Pourquoi le cacher? J’ai ressenti énormément de satisfaction en accompagnant durant deux années la mise en place du projet pédagogique du Lycée Aline Mayrisch. Tout d’abord, j’ai le sentiment d’avoir participé à une aventure exceptionnelle, d’avoir travaillé sur un sujet épineux et essentiel des sciences de l’éducation: la mise en route d’un nouveau lycée avec tout le flot des attentes diffuses émanant de la Direction, des futurs enseignants, des responsables politiques, des parents et bien sûr des élèves. Ensuite, cette expérience m’a donné la chance d’éprouver le plaisir simple mais vital de rencontrer des personnes, beaucoup de personnes. C’est une formidable aubaine de participer à la création d’une oeuvre commune! Ces deux années passées au Lycée Aline Mayrisch constituent pour moi un grand moment, intellectuellement et émotionnellement.
Une équipe…
Au-delà des clichés, dans la gestion d’un projet de cette envergure, il importe d’attacher la plus haute importance à la mise en création d’une véritable équipe pédagogique. Elle englobe évidemment les enseignants mais également les Directeurs, les membres du Spos, l’équipe technique et administrative. Même si le concept peut paraître éculé, la notion de «grande famille» prend au Lycée Aline Mayrisch tout son sens. Dépasser les divergences, s’enrichir des différences pour parvenir à marcher ensemble vers un objectif commun est fondamental. C’est peut-être ce parfum que l’on perçoit le mieux mais qui se traduit difficilement en mots lorsqu’on passe les portes du lycée. C’est probablement ce parfum qui fait la différence. Pour parvenir à créer et à nourrir cet esprit sans lequel il sera difficile voire impossible de progresser, de multiples initiatives sont mises en place: les week-ends de travail, les rencontres du lundi, les soirées festives, l’accueil des nouveaux enseignants, les conférences plénières interactives, …

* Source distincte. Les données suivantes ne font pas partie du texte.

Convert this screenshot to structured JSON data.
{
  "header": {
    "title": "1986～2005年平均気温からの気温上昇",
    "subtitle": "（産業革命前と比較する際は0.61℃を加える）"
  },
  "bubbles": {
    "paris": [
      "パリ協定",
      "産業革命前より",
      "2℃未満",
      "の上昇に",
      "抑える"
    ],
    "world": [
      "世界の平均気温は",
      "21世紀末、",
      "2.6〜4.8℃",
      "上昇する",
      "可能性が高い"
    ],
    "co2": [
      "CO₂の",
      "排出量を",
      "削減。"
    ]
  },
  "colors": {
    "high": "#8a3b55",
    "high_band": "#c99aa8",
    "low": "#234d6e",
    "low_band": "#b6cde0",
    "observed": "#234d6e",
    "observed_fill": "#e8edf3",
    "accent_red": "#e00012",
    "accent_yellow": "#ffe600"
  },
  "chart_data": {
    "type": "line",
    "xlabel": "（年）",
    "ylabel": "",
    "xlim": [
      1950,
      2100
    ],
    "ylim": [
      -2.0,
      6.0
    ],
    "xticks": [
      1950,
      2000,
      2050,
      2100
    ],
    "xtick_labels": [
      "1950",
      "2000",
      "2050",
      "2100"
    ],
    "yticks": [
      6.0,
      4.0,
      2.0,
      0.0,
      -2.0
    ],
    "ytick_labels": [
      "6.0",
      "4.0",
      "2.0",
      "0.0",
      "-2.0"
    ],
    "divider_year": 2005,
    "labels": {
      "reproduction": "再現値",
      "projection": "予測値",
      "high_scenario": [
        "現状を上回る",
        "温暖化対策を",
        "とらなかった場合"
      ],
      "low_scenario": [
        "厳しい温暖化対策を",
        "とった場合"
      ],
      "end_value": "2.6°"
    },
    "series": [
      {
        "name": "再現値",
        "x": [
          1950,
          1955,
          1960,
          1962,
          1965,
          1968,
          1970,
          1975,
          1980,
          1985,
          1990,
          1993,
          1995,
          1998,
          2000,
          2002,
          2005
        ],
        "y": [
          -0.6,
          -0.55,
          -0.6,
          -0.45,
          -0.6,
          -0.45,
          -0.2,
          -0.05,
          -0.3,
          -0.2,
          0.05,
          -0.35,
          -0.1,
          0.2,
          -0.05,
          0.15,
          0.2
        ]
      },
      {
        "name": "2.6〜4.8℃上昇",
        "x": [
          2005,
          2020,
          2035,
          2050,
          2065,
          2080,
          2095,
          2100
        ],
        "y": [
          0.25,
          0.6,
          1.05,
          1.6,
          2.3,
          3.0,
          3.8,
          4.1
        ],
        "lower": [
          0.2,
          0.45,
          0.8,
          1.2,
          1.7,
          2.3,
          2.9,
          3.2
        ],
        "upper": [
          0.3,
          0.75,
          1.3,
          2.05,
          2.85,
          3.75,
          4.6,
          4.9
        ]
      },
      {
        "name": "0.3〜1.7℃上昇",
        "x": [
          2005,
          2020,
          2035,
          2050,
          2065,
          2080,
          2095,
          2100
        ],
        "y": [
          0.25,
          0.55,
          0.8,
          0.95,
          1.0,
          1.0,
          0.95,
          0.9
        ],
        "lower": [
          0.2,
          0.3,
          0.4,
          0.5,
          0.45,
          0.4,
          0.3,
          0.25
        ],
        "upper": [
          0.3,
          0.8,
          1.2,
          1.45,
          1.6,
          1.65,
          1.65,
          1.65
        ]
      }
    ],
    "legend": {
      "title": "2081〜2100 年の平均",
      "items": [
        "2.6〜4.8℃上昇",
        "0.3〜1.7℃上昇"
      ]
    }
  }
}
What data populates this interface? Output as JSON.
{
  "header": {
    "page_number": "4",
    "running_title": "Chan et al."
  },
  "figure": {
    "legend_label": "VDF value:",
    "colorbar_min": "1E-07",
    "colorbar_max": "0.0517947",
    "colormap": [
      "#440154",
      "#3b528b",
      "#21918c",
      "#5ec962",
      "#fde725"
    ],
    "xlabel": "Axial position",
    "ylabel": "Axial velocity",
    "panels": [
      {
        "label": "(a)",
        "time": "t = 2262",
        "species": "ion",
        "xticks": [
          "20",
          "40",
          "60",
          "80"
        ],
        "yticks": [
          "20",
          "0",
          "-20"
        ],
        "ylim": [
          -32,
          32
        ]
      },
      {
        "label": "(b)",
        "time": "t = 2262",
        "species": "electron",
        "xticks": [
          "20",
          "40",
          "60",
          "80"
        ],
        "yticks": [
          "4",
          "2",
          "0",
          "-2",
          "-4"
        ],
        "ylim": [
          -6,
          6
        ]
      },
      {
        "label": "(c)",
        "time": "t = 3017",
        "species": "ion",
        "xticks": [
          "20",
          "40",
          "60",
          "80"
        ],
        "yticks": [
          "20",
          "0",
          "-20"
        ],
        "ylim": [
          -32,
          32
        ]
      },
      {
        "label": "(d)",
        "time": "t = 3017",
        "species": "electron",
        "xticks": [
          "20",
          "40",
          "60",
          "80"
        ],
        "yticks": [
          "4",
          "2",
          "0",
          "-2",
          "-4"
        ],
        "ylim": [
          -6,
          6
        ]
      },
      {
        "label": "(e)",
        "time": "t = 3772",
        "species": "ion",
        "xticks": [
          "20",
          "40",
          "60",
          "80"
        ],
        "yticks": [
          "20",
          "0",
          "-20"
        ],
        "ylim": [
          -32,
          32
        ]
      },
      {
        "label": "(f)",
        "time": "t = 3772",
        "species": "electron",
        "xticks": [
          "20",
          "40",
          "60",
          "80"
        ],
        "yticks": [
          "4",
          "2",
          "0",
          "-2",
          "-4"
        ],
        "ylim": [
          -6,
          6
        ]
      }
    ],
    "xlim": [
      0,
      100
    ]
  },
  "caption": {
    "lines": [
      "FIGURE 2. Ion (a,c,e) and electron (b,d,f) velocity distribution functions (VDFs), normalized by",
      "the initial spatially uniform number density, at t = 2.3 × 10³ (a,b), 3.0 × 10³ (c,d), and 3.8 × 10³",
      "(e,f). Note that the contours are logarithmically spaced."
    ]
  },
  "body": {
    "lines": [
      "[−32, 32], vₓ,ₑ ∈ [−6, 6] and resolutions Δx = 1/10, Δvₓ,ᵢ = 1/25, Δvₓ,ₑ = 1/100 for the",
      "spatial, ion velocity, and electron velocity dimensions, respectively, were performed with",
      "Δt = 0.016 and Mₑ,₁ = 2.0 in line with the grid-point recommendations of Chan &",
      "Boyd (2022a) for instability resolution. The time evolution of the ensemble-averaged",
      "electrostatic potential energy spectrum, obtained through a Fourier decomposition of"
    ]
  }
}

Tout être humain est naturellement prêt à s’engager dans un projet à condition qu’il en soit l’auteur, en tout ou en partie. S’il participe à son élaboration, si son rôle ne se réduit pas à celui du simple exécutant, il se reconnaît et s’investit dans cette initiative. Il ne faut pas s’y tromper: l’équipe «Aline Mayrisch» fait le Lycée Aline Mayrisch.
Un projet…
La base, la clé de voûte, c’est le Projet Pédagogique. Sans lui, rien n’est possible. Ce texte fixe la philosophie et les valeurs que le lycée souhaite mettre en avant. En exprimant les visées de l’école, il permet d’assurer la cohérence du système face au pluralisme des pratiques. Il constitue la référence. Evidemment, pour être efficace, il doit rencontrer l’adhésion de toute l’équipe pédagogique. Il importe donc de le penser et de le rédiger en concertation avec tous les acteurs concernés. Une fois constitué, le document «Projet Pédagogique du Lycée Aline Mayrisch» sert de garde-fou aux idées futures. Dès qu’il ne joue plus ce rôle, il convient alors de le revisiter, de le réajuster voire de le changer plus fondamentalement.
Une structure…
Le Projet Pédagogique étant décrit, le plus compliqué reste à venir: faire vivre ce Projet Pédagogique et le traduire quotidiennement en des activités, des pratiques, des initiatives, … Pour assurer cette gestion journalière, il semble nécessaire de mettre en place une cellule pédagogique, baptisée au Lycée Aline Mayrisch «Département Recherche et Projets». Celui-ci permet la mise en oeuvre effective du Projet Pédagogique et des actions qu’il déclenche. Il sert à gérer une situation apparemment paradoxale: veiller à la cohérence globale sans étouffer la créativité individuelle des membres de l’équipe. En ce sens, il assure «le pilotage des idées». S’il semble évident qu’un lycée ne peut fonctionner sans une cellule administrative, pourquoi en va-t-il autrement pour une cellule pédagogique? L’école est organisée comme un lieu où se côtoient des élèves, des professeurs, des directeurs, des secrétaires, des techniciens… chacun travaillant à sa place, chacun faisant ce pour quoi il a été formé. Pour que cette juxtaposition se transforme en un système, en une «organisation apprenante», il est nécessaire de dégager une culture commune et pour ce faire, de construire une oeuvre commune. Passer d’une logique de «travaux parallèles» à une logique de «travail concerté visant la réalisation d’un projet» ne se fait pas en un claquement de doigts. La création d’une cellule pédagogique a pour objectif de réussir ce changement de paradigme. Le métier d’enseignant a changé, celui d’élève aussi. Face aux nouveaux défis de notre société, l’école ne peut se contenter de «faire comme avant», elle se doit de se doter de structures permettant de faire face à cette mutation. Là encore, le Lycée Aline Mayrisch l’a très bien compris.
Des écueils évités…
Au cours de ces trois premières années de fonctionnement, le Lycée Aline Mayrisch a merveilleusement évité deux écueils qui me paraissent cruciaux, à savoir l’absence de débat et le manque de traces.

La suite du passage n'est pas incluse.